Saudi Arabian officials are warning that they will seek to match Iran’s nuclear arsenal, a US newspaper reported Thursday, as US President Barack Obama and leaders from six Gulf nations — including Riyadh — convened outside Washington to work through tensions sparked by the US bid for a nuclear deal with Tehran, a pursuit that has put regional partners on edge.
Along with Saudi Arabia, smaller Arab countries also say they also plan to pursue a nuclear weapons program to offset Iran’s, portending a much-feared nuclear arms race in the Middle East, according to the New York Times.
“We can’t sit back and be nowhere as Iran is allowed to retain much of its capability and amass its research,” one Arab leader attending the Camp David summit told the New York Times.
The official, who was unnamed, said he and others will also make their case to Obama at the meeting Thursday.
Obama is seeking to reassure the Gulf leaders gathering at Camp David that US overtures to Iran will not come at the expense of commitments to their security. He is expected to offer them more military assistance, including increased joint exercises and coordination on ballistic missile systems.
Obama and the leaders from Saudi Arabia, Qatar, United Arab Emirates, Kuwait, Oman and Bahrain opened their talks with a private dinner Wednesday night at the White House. Just two heads of state are among those meeting Obama, with other nations sending lower-level but still influential representatives.
Arab and Israeli officials have lobbied against the deal, though Gulf states have kept their criticism more discreet. Yet leaders around the region have warned that Iranian nuclear development will lead them to also pursue nuclear programs of their own, a worrying idea in a part of the world already riven by violent conflicts.
“Whatever the Iranians have, we will have, too,” former Saudi intelligence head Prince Turki bin Faisal said last month at a special session of the Asan Plenum, a conference held by the South Korean-based Asan Institute for Policy Studies, according to the New York Times.
Faisal also warned that the Iranian nuclear deal “opens the door to nuclear proliferation, not closes it, as was the initial intention.”
When Thursday’s meetings at the presidential retreat in the Maryland mountains conclude, it’s unlikely Obama will have fully assuaged the Gulf’s deep-seated fear of Iranian meddling in the region.
“My guess is that the summit is going to leave everybody feeling a little bit unsatisfied,” said Jon Alterman, the Middle East director at the Center for Strategic and International Studies.
The most notable absence from the meeting is Saudi King Salman. On Sunday, Saudi Arabia announced that the king was skipping the summit, just two days after the White House said he was coming.
Crown Prince Mohammed bin Nayef and Deputy Crown Prince Mohammed bin Salman were representing Saudi Arabia instead. They held a separate meeting with Obama before the other leaders arrived.
The president made no mention of Saudi skepticism of the Iran talks as he opened the meeting, but acknowledged the region is in the midst of a “very challenging time.”

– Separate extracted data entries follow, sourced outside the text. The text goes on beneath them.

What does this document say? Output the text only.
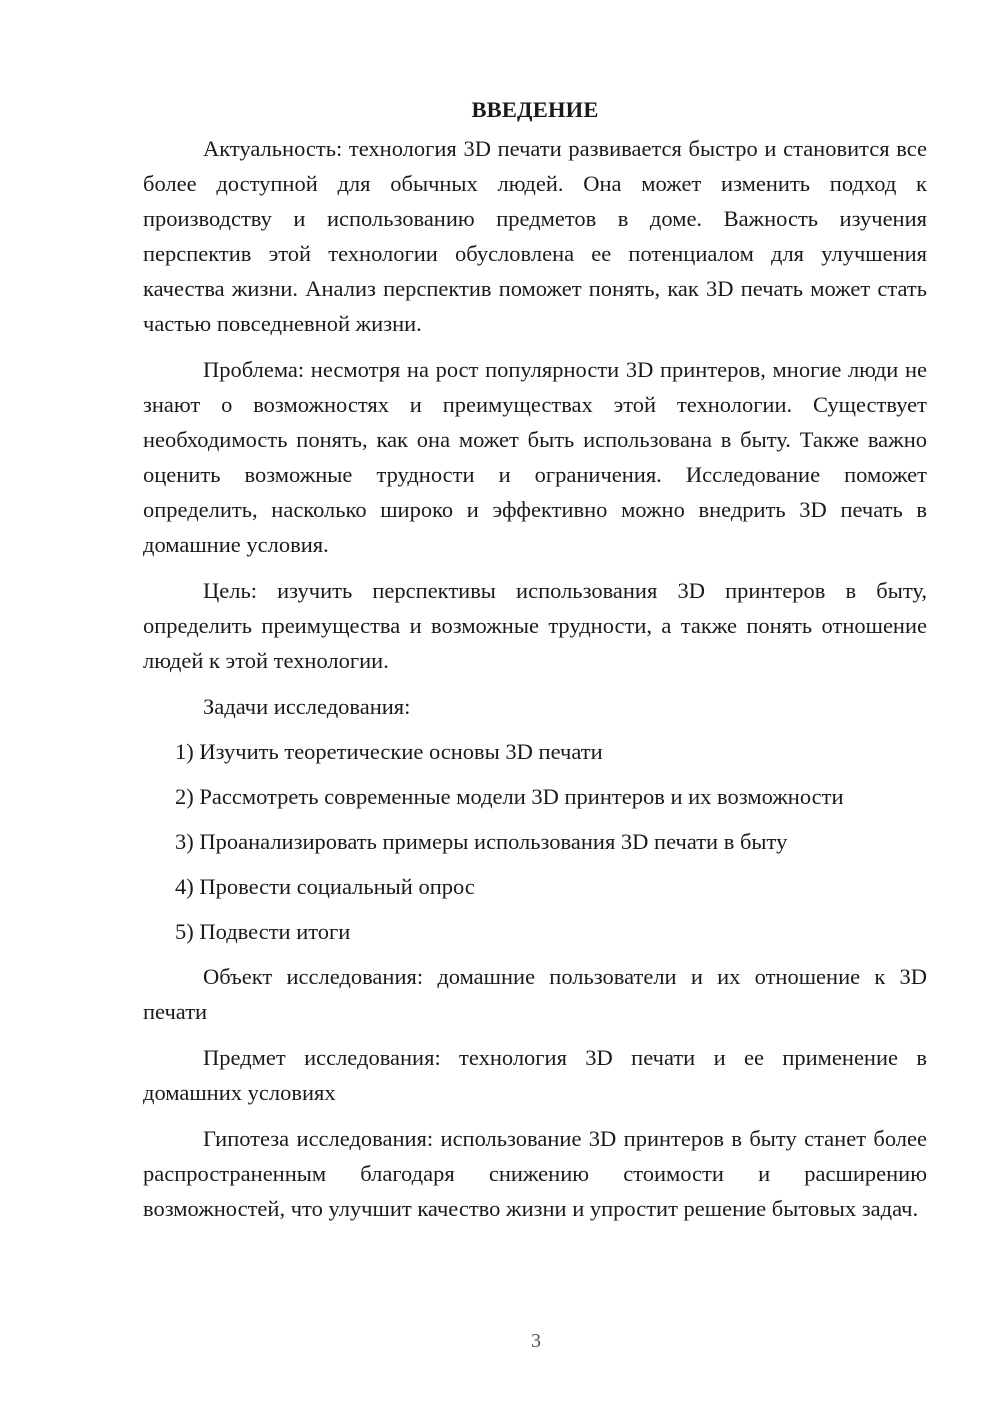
ВВЕДЕНИЕ

Актуальность: технология 3D печати развивается быстро и становится все более доступной для обычных людей. Она может изменить подход к производству и использованию предметов в доме. Важность изучения перспектив этой технологии обусловлена ее потенциалом для улучшения качества жизни. Анализ перспектив поможет понять, как 3D печать может стать частью повседневной жизни.

Проблема: несмотря на рост популярности 3D принтеров, многие люди не знают о возможностях и преимуществах этой технологии. Существует необходимость понять, как она может быть использована в быту. Также важно оценить возможные трудности и ограничения. Исследование поможет определить, насколько широко и эффективно можно внедрить 3D печать в домашние условия.

Цель: изучить перспективы использования 3D принтеров в быту, определить преимущества и возможные трудности, а также понять отношение людей к этой технологии.

Задачи исследования:

1) Изучить теоретические основы 3D печати
2) Рассмотреть современные модели 3D принтеров и их возможности
3) Проанализировать примеры использования 3D печати в быту
4) Провести социальный опрос
5) Подвести итоги

Объект исследования: домашние пользователи и их отношение к 3D печати

Предмет исследования: технология 3D печати и ее применение в домашних условиях

Гипотеза исследования: использование 3D принтеров в быту станет более распространенным благодаря снижению стоимости и расширению возможностей, что улучшит качество жизни и упростит решение бытовых задач.

3
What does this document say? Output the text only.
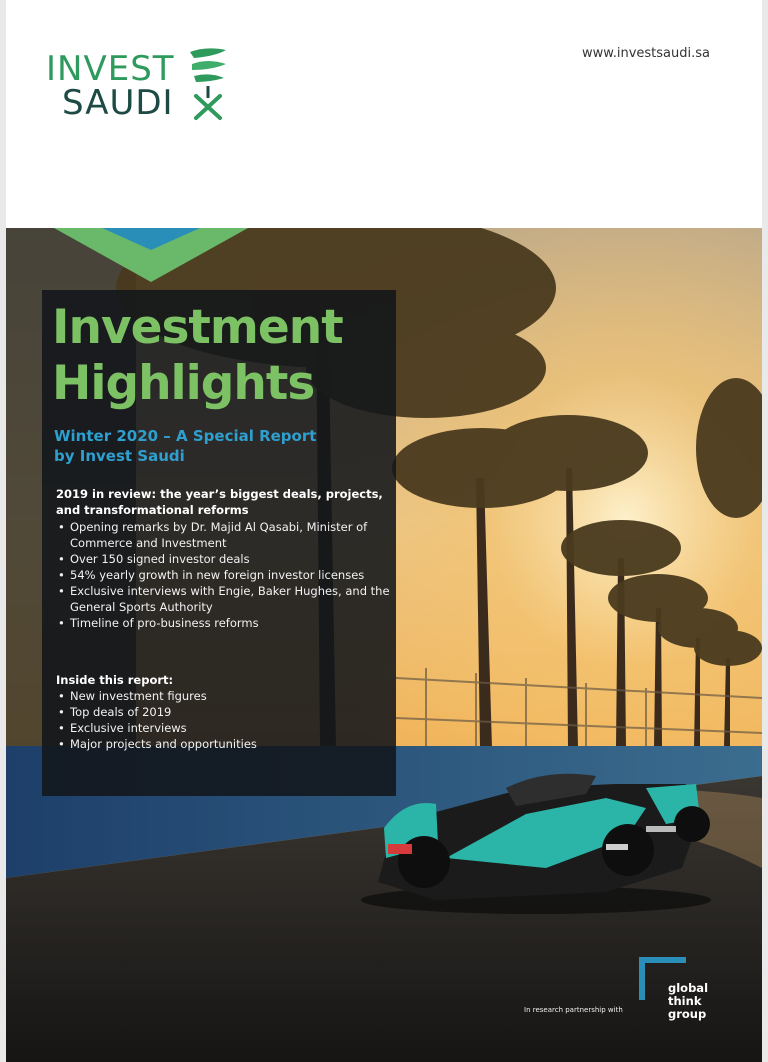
INVEST
SAUDI
www.investsaudi.sa
Investment
Highlights

Winter 2020 – A Special Report
by Invest Saudi

2019 in review: the year’s biggest deals, projects,
and transformational reforms

• Opening remarks by Dr. Majid Al Qasabi, Minister of Commerce and Investment
• Over 150 signed investor deals
• 54% yearly growth in new foreign investor licenses
• Exclusive interviews with Engie, Baker Hughes, and the General Sports Authority
• Timeline of pro-business reforms

Inside this report:

• New investment figures
• Top deals of 2019
• Exclusive interviews
• Major projects and opportunities
In research partnership with
global
think
group
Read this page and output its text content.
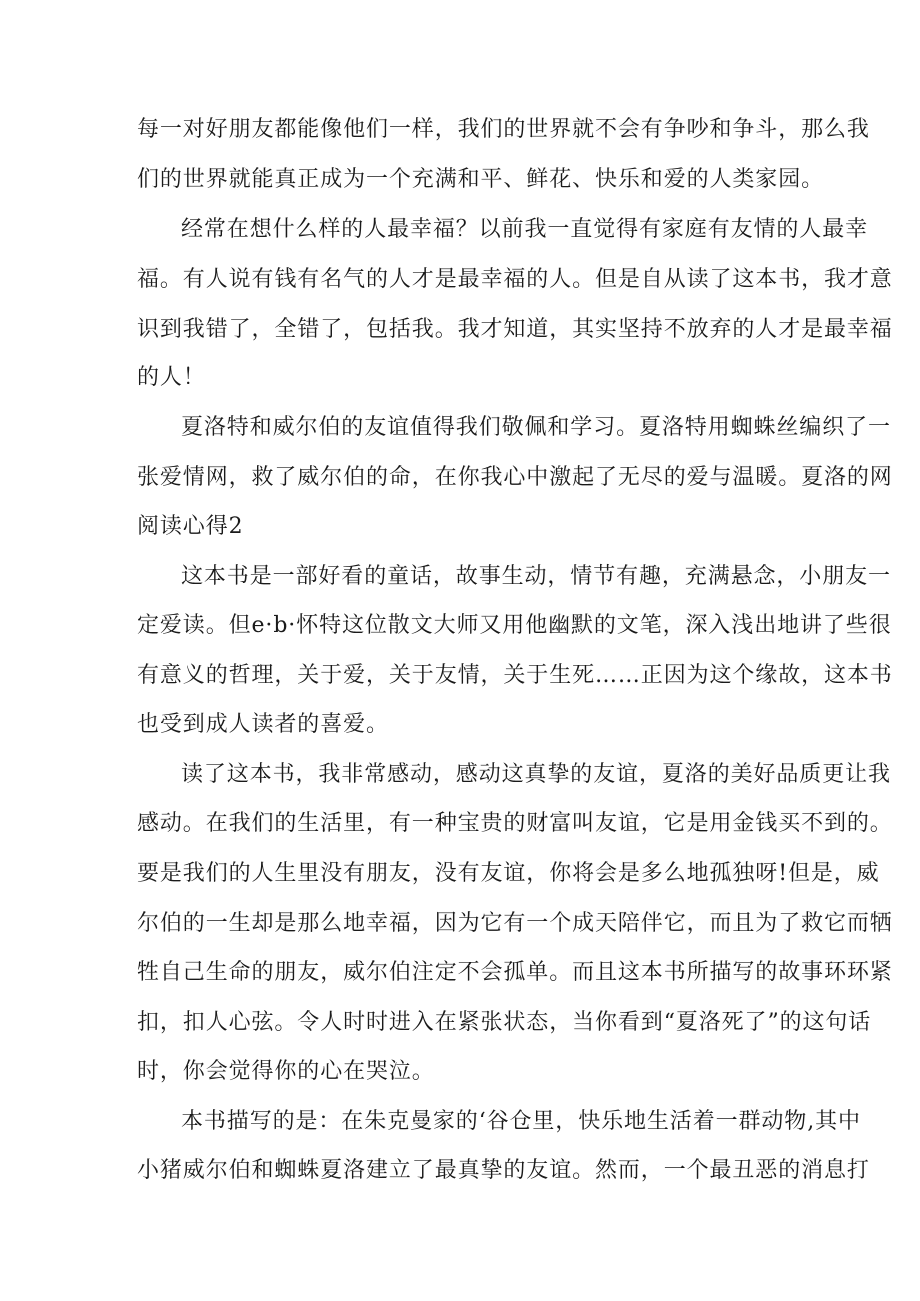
每一对好朋友都能像他们一样，我们的世界就不会有争吵和争斗，那么我

们的世界就能真正成为一个充满和平、鲜花、快乐和爱的人类家园。

经常在想什么样的人最幸福？以前我一直觉得有家庭有友情的人最幸

福。有人说有钱有名气的人才是最幸福的人。但是自从读了这本书，我才意

识到我错了，全错了，包括我。我才知道，其实坚持不放弃的人才是最幸福

的人！

夏洛特和威尔伯的友谊值得我们敬佩和学习。夏洛特用蜘蛛丝编织了一

张爱情网，救了威尔伯的命，在你我心中激起了无尽的爱与温暖。夏洛的网

阅读心得2

这本书是一部好看的童话，故事生动，情节有趣，充满悬念，小朋友一

定爱读。但e·b·怀特这位散文大师又用他幽默的文笔，深入浅出地讲了些很

有意义的哲理，关于爱，关于友情，关于生死……正因为这个缘故，这本书

也受到成人读者的喜爱。

读了这本书，我非常感动，感动这真挚的友谊，夏洛的美好品质更让我

感动。在我们的生活里，有一种宝贵的财富叫友谊，它是用金钱买不到的。

要是我们的人生里没有朋友，没有友谊，你将会是多么地孤独呀!但是，威

尔伯的一生却是那么地幸福，因为它有一个成天陪伴它，而且为了救它而牺

牲自己生命的朋友，威尔伯注定不会孤单。而且这本书所描写的故事环环紧

扣，扣人心弦。令人时时进入在紧张状态，当你看到“夏洛死了”的这句话

时，你会觉得你的心在哭泣。

本书描写的是：在朱克曼家的‘谷仓里，快乐地生活着一群动物,其中

小猪威尔伯和蜘蛛夏洛建立了最真挚的友谊。然而，一个最丑恶的消息打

The White House and Saudi officials insist the king is not snubbing Obama. But Salman’s conspicuous absence comes amid indisputable signs of strain in the long relationship between the US and Saudi Arabia, driven not only by Obama’s Iran overtures, but also the rise of Islamic State militants and a lessening US dependency on Saudi oil.
“There have been disagreements under this administration and under the previous administration about certain policies and development in the Middle East, but I think on a set of core interests, we continue to have a common view about what we aim to achieve,” said Ben Rhodes, Obama’s deputy national security adviser.
The Gulf summit comes as the US and five other nations work to reach an agreement with Iran by the end of June to curb its nuclear ambitions in exchange for relief from international economic sanctions. The Gulf nations fear that an influx of cash will only facilitate what they see as Iran’s aggression.
The White House says a nuclear accord could clear the way for more productive discussions with Iran about its reputed terror links. The US has criticized Iran’s support for Hezbollah, as well as terror attacks carried out by Iran’s Quds Force.
In 2011, the Obama administration accused Iran of plotting to kill the Saudi ambassador to the United States in Washington.
The Saudis are also particularly concerned about the situation in Yemen, where Houthi rebels with ties with Iran have ousted the US- and Saudi-backed leader.
For more than a month, a Saudi-led coalition has tried to push back the Houthis with a relentless bombing campaign. On Tuesday, a five-day humanitarian ceasefire went into effect, though the pause in fighting was already at risk. A jet fighter from the Saudi coalition on Wednesday struck a military convoy belonging to Shiite rebels and their allies in southern Yemen.
Saudi officials cited the ceasefire as one of the reasons why King Salman needed to stay in Riyadh and not make the trip to the United States.
The Saudi king isn’t the only head of state sending a lower-level representative to the summit. The heads of the United Arab Emirates and Oman have had health problems and were not making the trip.
Bahrain’s royal court announced Wednesday that rather than travel to Washington, King Hamad bin Isa Al Khalifa would be attending a horse show and meeting with Queen Elizabeth II.